From 2016 to 2019 the Winston Churchill Memorial Trust ran the Mental Health Fellowships programme, funding individuals to travel abroad to learn more about how community-based solutions are being created in response to some of today’s most pressing mental health challenges.
The Mental Health Foundation was the expert partner in this programme, helping to shape its aims, select the successful candidates from hundreds of applicants and provide mentoring to the successful Churchill Fellows. In total, 59 Fellows were chosen to investigate best practice in 17 countries and bring back new evidence and ideas to create positive change in their profession, practice and communities in the UK. This is one of four briefings that distil the key findings from this rich body of learning, and make recommendations for policy and practice in the UK. Each briefing focuses on an aspect of the Mental Health Fellowships’ overarching theme ‘community-based solutions’, and an overview of the learning from this Fellowship can be found in the programme’s summative briefing.
This briefing on Trauma and Adversity brings together learning from six Fellows’ research in the USA, Norway, Sweden, Bosnia & Herzegovina, Australia, New Zealand and Canada, that focuses on how community-based approaches are being used to effectively support people affected by trauma. The learning from this category is grouped into two main sections:
Section 1: Trauma-informed approaches
Introduces the emerging field of trauma informed care, provides a number of case studies and findings from two Fellows’ research, and details good practice in trauma-informed approaches for a range of public organisations, institutions and services.

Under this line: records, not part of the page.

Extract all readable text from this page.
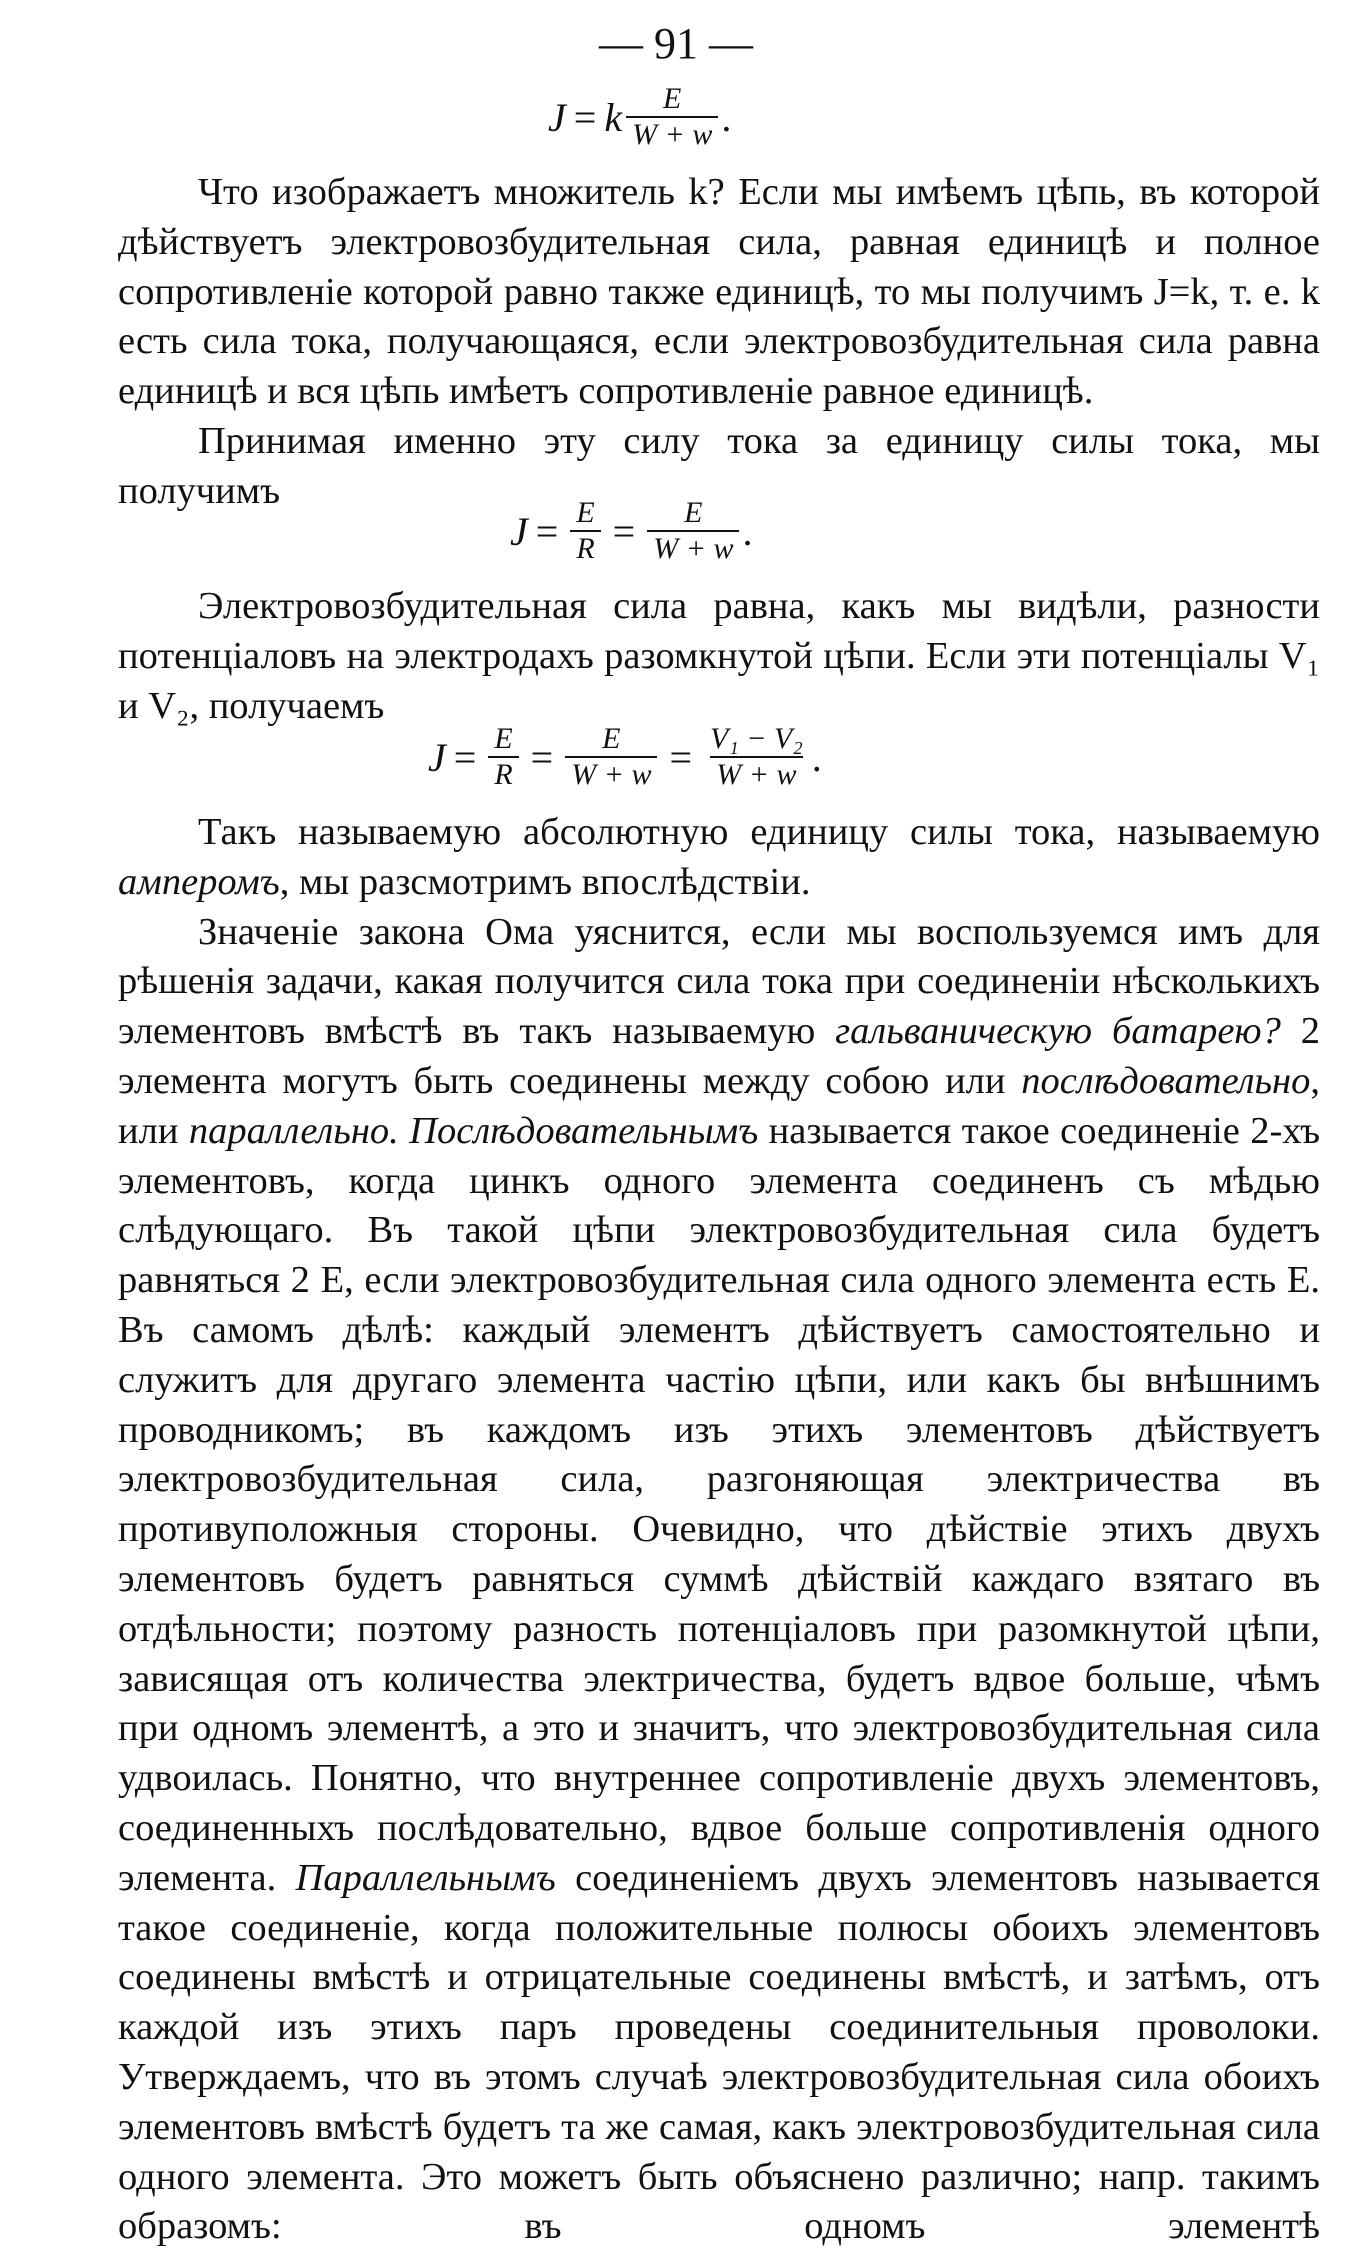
— 91 —
J = k $\frac{E}{W + w}$ .

Что изображаетъ множитель k? Если мы имѣемъ цѣпь, въ которой дѣйствуетъ электровозбудительная сила, равная единицѣ и полное сопротивленіе которой равно также единицѣ, то мы получимъ J=k, т. е. k есть сила тока, получающаяся, если электровозбудительная сила равна единицѣ и вся цѣпь имѣетъ сопротивленіе равное единицѣ.

Принимая именно эту силу тока за единицу силы тока, мы получимъ

$J = \frac{E}{R} = \frac{E}{W + w}$ .

Электровозбудительная сила равна, какъ мы видѣли, разности потенціаловъ на электродахъ разомкнутой цѣпи. Если эти потенціалы V₁ и V₂, получаемъ

$J = \frac{E}{R} = \frac{E}{W + w} = \frac{\text{V₁ − V₂}}{W + w}$ .

Такъ называемую абсолютную единицу силы тока, называемую амперомъ, мы разсмотримъ впослѣдствіи.

Значеніе закона Ома уяснится, если мы воспользуемся имъ для рѣшенія задачи, какая получится сила тока при соединеніи нѣсколькихъ элементовъ вмѣстѣ въ такъ называемую гальваническую батарею? 2 элемента могутъ быть соединены между собою или послѣдовательно, или параллельно. Послѣдовательнымъ называется такое соединеніе 2-хъ элементовъ, когда цинкъ одного элемента соединенъ съ мѣдью слѣдующаго. Въ такой цѣпи электровозбудительная сила будетъ равняться 2 E, если электровозбудительная сила одного элемента есть E. Въ самомъ дѣлѣ: каждый элементъ дѣйствуетъ самостоятельно и служитъ для другаго элемента частію цѣпи, или какъ бы внѣшнимъ проводникомъ; въ каждомъ изъ этихъ элементовъ дѣйствуетъ электровозбудительная сила, разгоняющая электричества въ противуположныя стороны. Очевидно, что дѣйствіе этихъ двухъ элементовъ будетъ равняться суммѣ дѣйствій каждаго взятаго въ отдѣльности; поэтому разность потенціаловъ при разомкнутой цѣпи, зависящая отъ количества электричества, будетъ вдвое больше, чѣмъ при одномъ элементѣ, а это и значитъ, что электровозбудительная сила удвоилась. Понятно, что внутреннее сопротивленіе двухъ элементовъ, соединенныхъ послѣдовательно, вдвое больше сопротивленія одного элемента. Параллельнымъ соединеніемъ двухъ элементовъ называется такое соединеніе, когда положительные полюсы обоихъ элементовъ соединены вмѣстѣ и отрицательные соединены вмѣстѣ, и затѣмъ, отъ каждой изъ этихъ паръ проведены соединительныя проволоки. Утверждаемъ, что въ этомъ случаѣ электровозбудительная сила обоихъ элементовъ вмѣстѣ будетъ та же самая, какъ электровозбудительная сила одного элемента. Это можетъ быть объяснено различно; напр. такимъ образомъ: въ одномъ элементѣ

Section 2: Supporting veterans living with trauma
Focuses on the mental health needs of military veterans, provides a number of case studies and key findings from four Fellows’ research, and introduces a range of non-traditional and more holistic approaches for supporting.
Why trauma and adversity?
In recent years, our understanding of trauma has grown exponentially in the UK, and there is both a greater awareness of its long-term effects on survivors and its prevalence in society1. It was recently estimated that 70% of the general population have been exposed, either directly or indirectly, to a traumatic event at some point in their lifetime2.
something that was once associated with particular groups (for example, veterans), is now a human experience that we consider to be far more widespread and affecting a much larger proportion of our society. It is becoming clear that trauma and adversity can, in fact, enter into our lives at any moment; whether it be through a broken early attachment to a primary caregiver, repeated peer bullying, or through bereavement or other types of loss (to name but a few).
This shift in understanding has been to an extent both led by and reflected in the redefining of ‘traumatic experience’ in clinical practice. The term Post Traumatic Stress Disorder (PTSD) - a diagnosis most closely associated with traumatic experience and associated with the lasting effects that trauma can cause (including flashbacks) - made its first appearance in the third edition of the Diagnostic and Statistical Manual of Mental Disorders (DSM-lll) published by the American Psychiatric Association in 1980, and was closely connected with the legacy of the Vietnam War. This was preceded by earlier conflicts, including the two World Wars, giving birth to other terms such as shell shock, and war neurosis3. More recently, however, subsequent editions of the DSM have seen the criteria for PTSD modified to include traumatic situations that are not “outside the field of usual human experiences,” recognising that even everyday life events can create PTSD4.
Similarly, The Substance Abuse and Mental Health Services Administration (SAMHSA), a branch of the US Department of Health and Human Services, adopts a broad definition of a traumatic experience as “an event, series of events, or set of circumstances that is experienced by an individual as physically or emotionally harmful or life threatening and that has lasting adverse effects on the individual’s functioning and mental, physical, social, emotional, or spiritual wellbeing.”5 What is certain, is that in thinking about trauma and adversity, it is no longer an “us and them” debate, but a conversation about something which can affect us all.
The work of these Fellows is therefore well-timed and comes at a moment when we are continuing to develop our understanding of ‘trauma’ and re-thinking our approaches to effectively supporting those it affects. As the radical revolution of mental health services progresses - with a community-based care model largely replacing the acute and long-term care provided in in-patient settings - the Fellows’ findings provide innovative ideas for how we as individuals, families and communities can work together to look after one another, create an environment of safety, connection and healing, and ensure that everyone is able to enjoy their lives again following the trauma or adversity that life sometimes brings.